THE jury is expected to retire to consider its verdict on the killing of a Pickmere teenager today, January 6.
Holmes Chapel Comprehensive School student Alex Rodda, 15, was beaten to death with a wrench in Ashley on December 12, 2019.
Matthew Mason, of Ash Lane, Ollerton, denies murdering Alex but has admitted hitting him 15 times on the head with the wrench, which led to his death.
The jury has been asked to consider whether the 19-year-old killed Alex in self defence or whether there was a loss of control.
In a trial at Chester Crown Court beginning a month ago, the court has heard that the pair had been in an intimate relationship which Mason tried to hide from his peers.
The Young Farmer, an agricultural engineering student at Reaseheath College, told the court he had been in a relationship with Caitlyn Lancashire for about two years before Alex told her Mason had sent him an explicit video.
Mason said he had been struggling to sleep in the weeks leading up to the killing and that he ‘did start to feel suicidal’ – admitting he was worried friends ‘wouldn’t accept me if I was gay’.
The court heard Mason had searched the internet for phrases including ‘what would happen if you kicked someone down the stairs’ and ‘everyday poison’ – but he claimed this was for his own suicide attempt and accused Alex of being a ‘bit of a bully’.
He said: “I started having these feelings a week or so after me and Caitlyn split up and Alex was asking me for money.”

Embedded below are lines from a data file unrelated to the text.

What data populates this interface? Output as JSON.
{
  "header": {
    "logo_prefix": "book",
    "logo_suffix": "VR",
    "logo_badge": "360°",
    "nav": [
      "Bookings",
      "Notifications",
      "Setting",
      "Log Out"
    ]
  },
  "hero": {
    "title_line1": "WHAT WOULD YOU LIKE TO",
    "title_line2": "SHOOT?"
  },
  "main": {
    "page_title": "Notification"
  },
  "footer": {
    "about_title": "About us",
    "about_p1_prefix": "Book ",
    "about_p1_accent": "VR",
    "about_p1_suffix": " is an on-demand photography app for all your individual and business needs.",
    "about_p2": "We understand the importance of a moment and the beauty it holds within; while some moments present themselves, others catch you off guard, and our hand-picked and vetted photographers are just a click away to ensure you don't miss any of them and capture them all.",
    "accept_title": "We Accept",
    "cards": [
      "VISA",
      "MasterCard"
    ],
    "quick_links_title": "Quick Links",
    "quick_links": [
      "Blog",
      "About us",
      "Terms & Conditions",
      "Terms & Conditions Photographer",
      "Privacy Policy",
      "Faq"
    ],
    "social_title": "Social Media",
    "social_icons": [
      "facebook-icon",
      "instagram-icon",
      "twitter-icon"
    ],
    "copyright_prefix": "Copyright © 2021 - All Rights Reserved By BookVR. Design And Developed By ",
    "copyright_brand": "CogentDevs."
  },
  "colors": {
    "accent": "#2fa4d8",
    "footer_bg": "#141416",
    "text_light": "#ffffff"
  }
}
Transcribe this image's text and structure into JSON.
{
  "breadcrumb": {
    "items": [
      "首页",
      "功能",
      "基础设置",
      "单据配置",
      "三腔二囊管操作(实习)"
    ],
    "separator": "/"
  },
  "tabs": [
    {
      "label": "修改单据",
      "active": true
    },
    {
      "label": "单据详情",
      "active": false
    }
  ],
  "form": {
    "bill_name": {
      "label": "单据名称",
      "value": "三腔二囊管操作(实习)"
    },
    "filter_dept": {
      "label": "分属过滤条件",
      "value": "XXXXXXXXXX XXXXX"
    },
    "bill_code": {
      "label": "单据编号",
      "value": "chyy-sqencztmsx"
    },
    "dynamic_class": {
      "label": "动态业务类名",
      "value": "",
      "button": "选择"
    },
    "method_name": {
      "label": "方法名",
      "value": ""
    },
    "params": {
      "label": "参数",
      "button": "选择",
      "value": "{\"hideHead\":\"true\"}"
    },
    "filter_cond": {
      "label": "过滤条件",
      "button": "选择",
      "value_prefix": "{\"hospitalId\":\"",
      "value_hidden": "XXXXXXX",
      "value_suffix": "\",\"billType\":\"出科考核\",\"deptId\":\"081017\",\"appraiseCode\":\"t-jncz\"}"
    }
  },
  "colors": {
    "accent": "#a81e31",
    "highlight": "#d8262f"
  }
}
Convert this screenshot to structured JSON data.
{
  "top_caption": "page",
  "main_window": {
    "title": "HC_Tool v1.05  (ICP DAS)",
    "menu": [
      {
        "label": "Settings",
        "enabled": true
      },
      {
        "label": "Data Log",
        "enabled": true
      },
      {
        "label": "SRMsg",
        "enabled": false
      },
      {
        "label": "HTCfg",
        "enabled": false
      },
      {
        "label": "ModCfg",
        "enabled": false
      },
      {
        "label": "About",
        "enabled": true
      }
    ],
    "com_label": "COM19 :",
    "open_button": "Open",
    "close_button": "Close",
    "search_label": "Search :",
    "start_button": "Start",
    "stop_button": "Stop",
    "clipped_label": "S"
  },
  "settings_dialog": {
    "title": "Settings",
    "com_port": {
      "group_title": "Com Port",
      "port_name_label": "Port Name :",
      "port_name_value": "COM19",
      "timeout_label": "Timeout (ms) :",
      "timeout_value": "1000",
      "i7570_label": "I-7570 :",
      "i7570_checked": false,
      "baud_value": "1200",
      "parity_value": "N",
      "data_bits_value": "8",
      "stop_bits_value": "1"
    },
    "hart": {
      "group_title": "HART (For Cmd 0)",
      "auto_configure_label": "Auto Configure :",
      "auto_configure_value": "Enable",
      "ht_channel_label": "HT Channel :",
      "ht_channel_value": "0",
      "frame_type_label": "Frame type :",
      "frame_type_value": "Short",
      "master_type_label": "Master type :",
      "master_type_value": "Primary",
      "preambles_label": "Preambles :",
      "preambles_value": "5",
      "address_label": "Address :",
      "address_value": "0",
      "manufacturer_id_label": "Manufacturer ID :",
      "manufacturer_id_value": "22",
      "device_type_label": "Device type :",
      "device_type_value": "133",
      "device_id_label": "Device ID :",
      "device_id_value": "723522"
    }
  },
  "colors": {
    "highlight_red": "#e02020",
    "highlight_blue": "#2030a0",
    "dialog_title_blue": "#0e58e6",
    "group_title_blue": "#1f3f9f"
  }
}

Mason claimed that Alex had asked for £50 to stop him putting explicit images of him on social media, and that he eventually ended up borrowing money from friends to give the teenager more than £2,000.
The court heard that Mason picked up Alex on December 12 in his Renault Clio and stopped at remote woodland in Ashley, where he killed the teenager.
After driving away from the woods, Mason met friends in the Red Lion pub in Pickmere before heading to the Golden Pheasant at Plumley to meet other Young Farmers Club members.
Alex was described as a ‘joy to be around’ by mother Lisa Rodda in court, where she described looking into Mason’s ‘soulless eyes’ in their first encounter at her Pickmere home.
She said: “My whole body felt fear.
“He already had that motive in his mind.”
Alex was found partially-clothed by bin collectors the day after his killing, and Mason was arrested while driving through Staffordshire.
Ian Unsworth, prosecuting, told the court: “The attack was brutal and merciless. Alex did not stand a chance. His life ended in those woods.”
Judge Steven Everett is currently summarising the case ahead of sending the jury out.